What Is Oral Sedation?
Oral sedation is also called “conscious sedation,” because it is not meant to knock you out. Instead, it will just relax you while the dentist works on your teeth. You will still be awake & able to respond to the dentist if they ask you any questions. Patients typically report feeling drowsy, carefree & generally “out of it.” You may have trouble remembering all of your procedure, which some patients find to be a good thing. Our team will monitor your level of sedation as well as your vital signs to ensure your total comfort & safety.
The medications used for oral sedation are called benzodiazepines. Doctors normally prescribe these drugs for anxiety & panic disorders, which makes them very useful for patients who experience fear in the dental chair. Before your appointment, we recommend that you refrain from eating anything or drinking any non-clear liquids for at least six hours. Eating shortly before you take the medication may reduce its effectiveness & can cause nausea.
At our practice, we are dedicated to maximizing your comfort & eliminating your worries so you can get the treatment you need without any hassle.
Patients who feel uncomfortable about their dental treatment can choose to receive oral sedation. This involves taking an anti-anxiety pill about an hour before your dental appointment begins. If you need extensive work done or have not been to a dentist in awhile, this may be a good option.

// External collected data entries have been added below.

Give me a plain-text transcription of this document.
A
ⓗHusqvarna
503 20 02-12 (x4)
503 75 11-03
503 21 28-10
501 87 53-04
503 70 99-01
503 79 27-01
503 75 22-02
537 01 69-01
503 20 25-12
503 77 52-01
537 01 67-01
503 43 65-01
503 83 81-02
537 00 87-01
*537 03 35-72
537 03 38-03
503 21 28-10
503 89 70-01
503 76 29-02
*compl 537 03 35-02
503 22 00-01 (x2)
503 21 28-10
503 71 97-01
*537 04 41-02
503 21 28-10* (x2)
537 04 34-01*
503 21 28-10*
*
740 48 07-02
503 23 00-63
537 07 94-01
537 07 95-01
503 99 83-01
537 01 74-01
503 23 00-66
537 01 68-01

Once your treatment is finished, you will not be able to drive home. Benzodiazepines inhibit your judgment & coordination much like alcohol, so you will need someone to drive you to & from your appointment. It is normal to feel groggy & tired once the medication begins to wear off. You should refrain from driving or operating heavy machinery for at least 24 hours after receiving oral sedation.
Anxious, fearful or uncooperative children can also be given oral sedation. In addition to reducing your child’s discomfort, sedation can help establish a positive association with dental care. Children who receive oral sedation should be monitored for the rest of the day after their appointment & should refrain from participating in any physical activities such as sports.
Benzodiazepines may negatively interact with other medications. Be sure to let us know in advance about any prescriptions, over-the-counter products or dietary supplements you are taking. You must also avoid consuming alcohol before & after you receive oral sedation, because the combined sedative effects can be very dangerous.
Women who are nursing or pregnant should not receive oral sedation. Patients with heart, lung or liver diseases should consult with their dentist or primary care doctor before undergoing oral sedation.